Npower's SAP billing fiasco still making a dent on profits

Update: Npower billing system “disaster” reponsible for £99m operating losses

Continued billing issues and customer complaints following a botched SAP migration saw npower earnings drop 60 percent during the first half of this year.

Paul Massara, npower's CEO stated: “The main part of our drop in profits has been due to the continued impact of the systems issues that hit our domestic business last year. The challenges that we have faced were tougher than we expected but we know what the problems are and are taking the right steps to fix them.

"Already this year, we’ve made real improvements for our customers, halving  the number of complaints we receive, meaning complaints are at their lowest level since 2011.

He added: "We also continue to find new and innovative ways to engage our customers in their energy use. Our new app has been well very received by customers, ranked number one out of the six large energy companies on the Apple App Store.”

Problems have persisted for almost four years since migrating from legacy systems to SAP. Npower said it hoped to fix its customer billing systems by July last year.

The promise came after the energy company earned the title of most complained about energy firm last year after its botched billing system implementation, which it began four years ago.

Disruption to customer-facing systems surfaced following a migration from legacy in-house systems onto a SAP platform, orchestrated by IBM in 2011. Many of npower’s 5.4 million customers began to experience billing delays, cancelled direct debits and some customer’s accounts were never set up, and problems were still occurring three years after the migration.

A npower spokesperson said: “We have been working really hard to resolve the issues we have seen with the system so have used specialist teams to work solely on this project. We've made significant progress as the majority of issues have now been fixed and the remainder will be sorted within the next couple of months.”

Npower has been the subject of a high level of customer complaints recorded by the Citizen’s Advice Bureau - 306 complaints for every 100,000 npower customers in 2013, reaching a peak in December - more than a year after problems surfaced.

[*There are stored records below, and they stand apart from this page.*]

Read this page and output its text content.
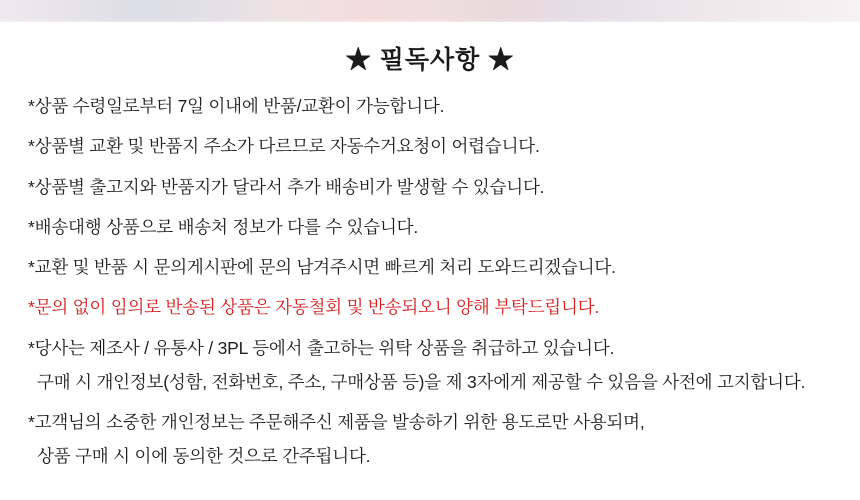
★ 필독사항 ★

*상품 수령일로부터 7일 이내에 반품/교환이 가능합니다.

*상품별 교환 및 반품지 주소가 다르므로 자동수거요청이 어렵습니다.

*상품별 출고지와 반품지가 달라서 추가 배송비가 발생할 수 있습니다.

*배송대행 상품으로 배송처 정보가 다를 수 있습니다.

*교환 및 반품 시 문의게시판에 문의 남겨주시면 빠르게 처리 도와드리겠습니다.

*문의 없이 임의로 반송된 상품은 자동철회 및 반송되오니 양해 부탁드립니다.

*당사는 제조사 / 유통사 / 3PL 등에서 출고하는 위탁 상품을 취급하고 있습니다.

구매 시 개인정보(성함, 전화번호, 주소, 구매상품 등)을 제 3자에게 제공할 수 있음을 사전에 고지합니다.

*고객님의 소중한 개인정보는 주문해주신 제품을 발송하기 위한 용도로만 사용되며,

상품 구매 시 이에 동의한 것으로 간주됩니다.
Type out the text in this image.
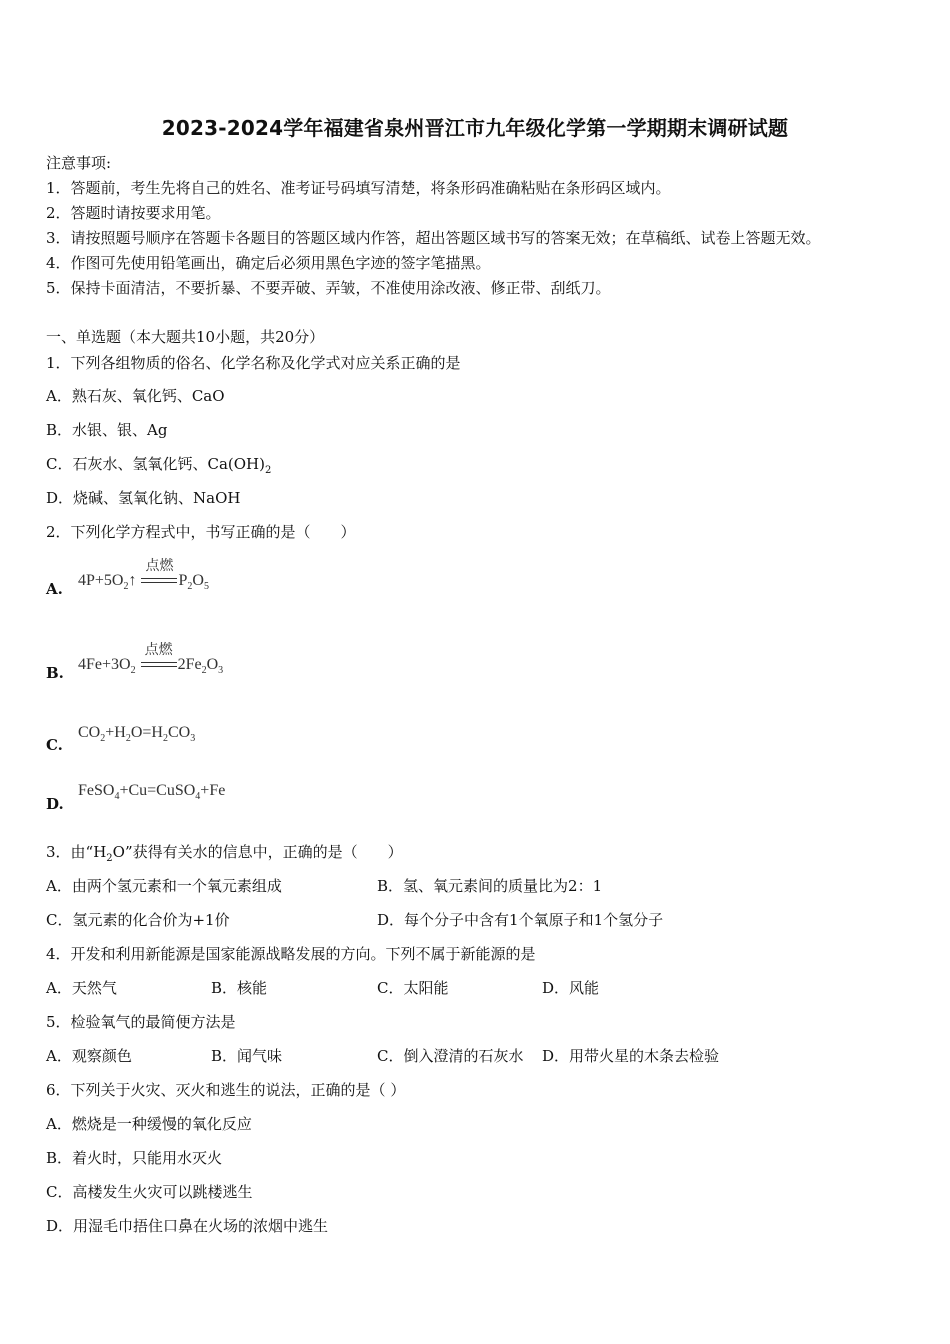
2023-2024学年福建省泉州晋江市九年级化学第一学期期末调研试题
注意事项:
1．答题前，考生先将自己的姓名、准考证号码填写清楚，将条形码准确粘贴在条形码区域内。
2．答题时请按要求用笔。
3．请按照题号顺序在答题卡各题目的答题区域内作答，超出答题区域书写的答案无效；在草稿纸、试卷上答题无效。
4．作图可先使用铅笔画出，确定后必须用黑色字迹的签字笔描黑。
5．保持卡面清洁，不要折暴、不要弄破、弄皱，不准使用涂改液、修正带、刮纸刀。
一、单选题（本大题共10小题，共20分）
1．下列各组物质的俗名、化学名称及化学式对应关系正确的是
A．熟石灰、氧化钙、CaO
B．水银、银、Ag
C．石灰水、氢氧化钙、$Ca(OH)_2$
D．烧碱、氢氧化钠、NaOH
2．下列化学方程式中，书写正确的是（　　）
A. $4P+5O_2↑$
点燃
$P_2O_5$
B. $4Fe+3O_2$
点燃
$2Fe_2O_3$
C.
$CO_2+H_2O=H_2CO_3$
D.
FeSO$_4$+Cu=CuSO$_4$+Fe
3．由“$H_2O$”获得有关水的信息中，正确的是（　　）
A．由两个氢元素和一个氧元素组成	B．氢、氧元素间的质量比为2：1
C．氢元素的化合价为+1价	D．每个分子中含有1个氧原子和1个氢分子
4．开发和利用新能源是国家能源战略发展的方向。下列不属于新能源的是
A．天然气	B．核能	C．太阳能	D．风能
5．检验氧气的最简便方法是
A．观察颜色	B．闻气味	C．倒入澄清的石灰水 D．用带火星的木条去检验
6．下列关于火灾、灭火和逃生的说法，正确的是（ ）
A．燃烧是一种缓慢的氧化反应
B．着火时，只能用水灭火
C．高楼发生火灾可以跳楼逃生
D．用湿毛巾捂住口鼻在火场的浓烟中逃生
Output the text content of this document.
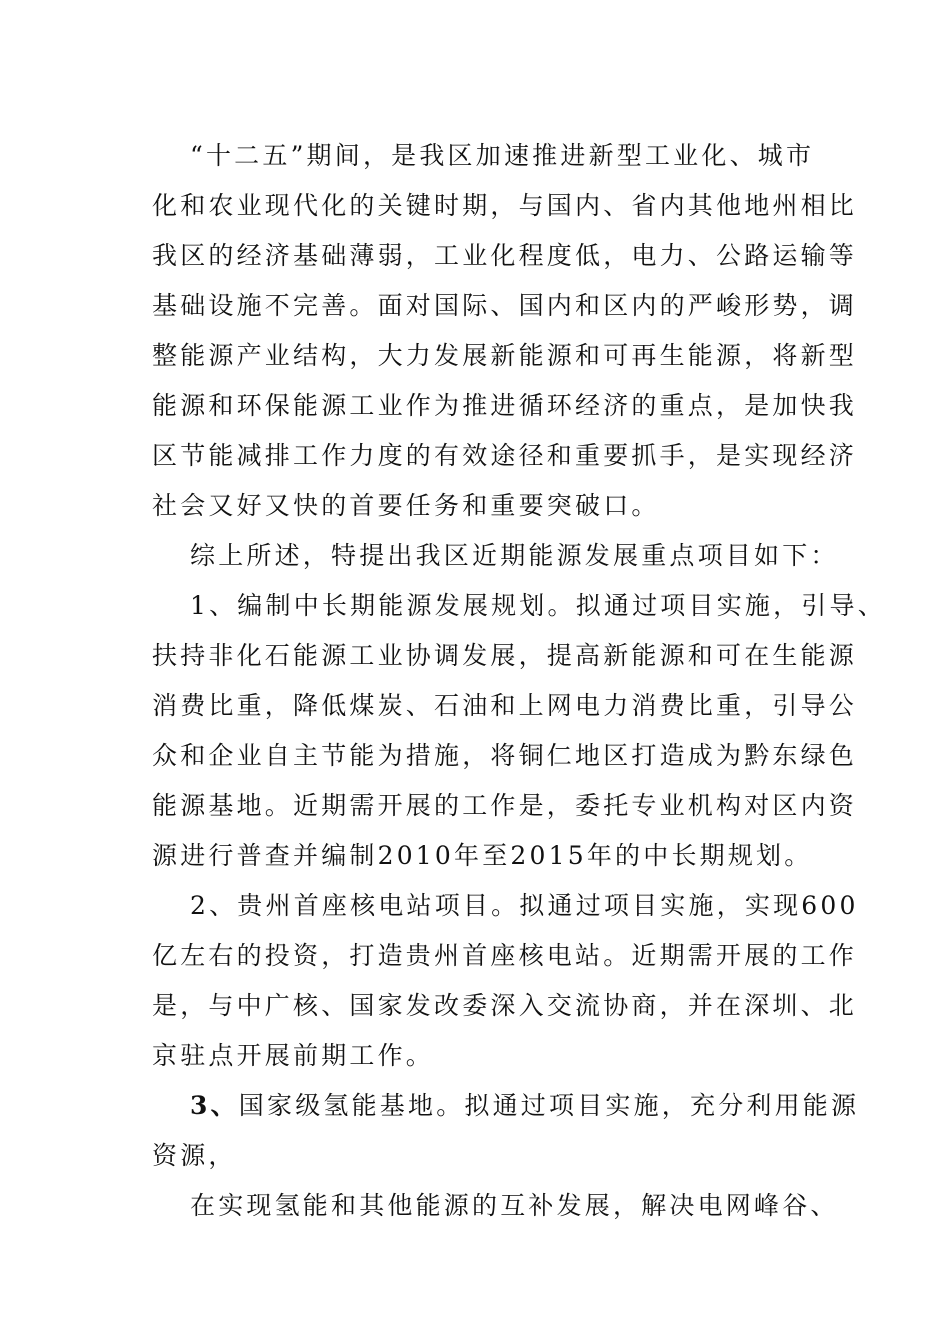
“十二五”期间，是我区加速推进新型工业化、城市
化和农业现代化的关键时期，与国内、省内其他地州相比
我区的经济基础薄弱，工业化程度低，电力、公路运输等
基础设施不完善。面对国际、国内和区内的严峻形势，调
整能源产业结构，大力发展新能源和可再生能源，将新型
能源和环保能源工业作为推进循环经济的重点，是加快我
区节能减排工作力度的有效途径和重要抓手，是实现经济
社会又好又快的首要任务和重要突破口。
综上所述，特提出我区近期能源发展重点项目如下：
1、编制中长期能源发展规划。拟通过项目实施，引导、
扶持非化石能源工业协调发展，提高新能源和可在生能源
消费比重，降低煤炭、石油和上网电力消费比重，引导公
众和企业自主节能为措施，将铜仁地区打造成为黔东绿色
能源基地。近期需开展的工作是，委托专业机构对区内资
源进行普查并编制2010年至2015年的中长期规划。
2、贵州首座核电站项目。拟通过项目实施，实现600
亿左右的投资，打造贵州首座核电站。近期需开展的工作
是，与中广核、国家发改委深入交流协商，并在深圳、北
京驻点开展前期工作。
3、国家级氢能基地。拟通过项目实施，充分利用能源
资源，
在实现氢能和其他能源的互补发展，解决电网峰谷、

Citizens Advice chief executive Gillian Guy has asked npower to offer affected customers compensation, and told customers to chase the energy firm for payments.

In December, npower was forced to bring in service provider partners to help resolve the disruption to customer-facing systems.

It is not the first time the energy supplier has warranted bad press. In 2011 npower was accused of breaching the Communications Act 2003 over dropped calls to customers, which were made repeatedly due to a glitch in call centre telephone systems.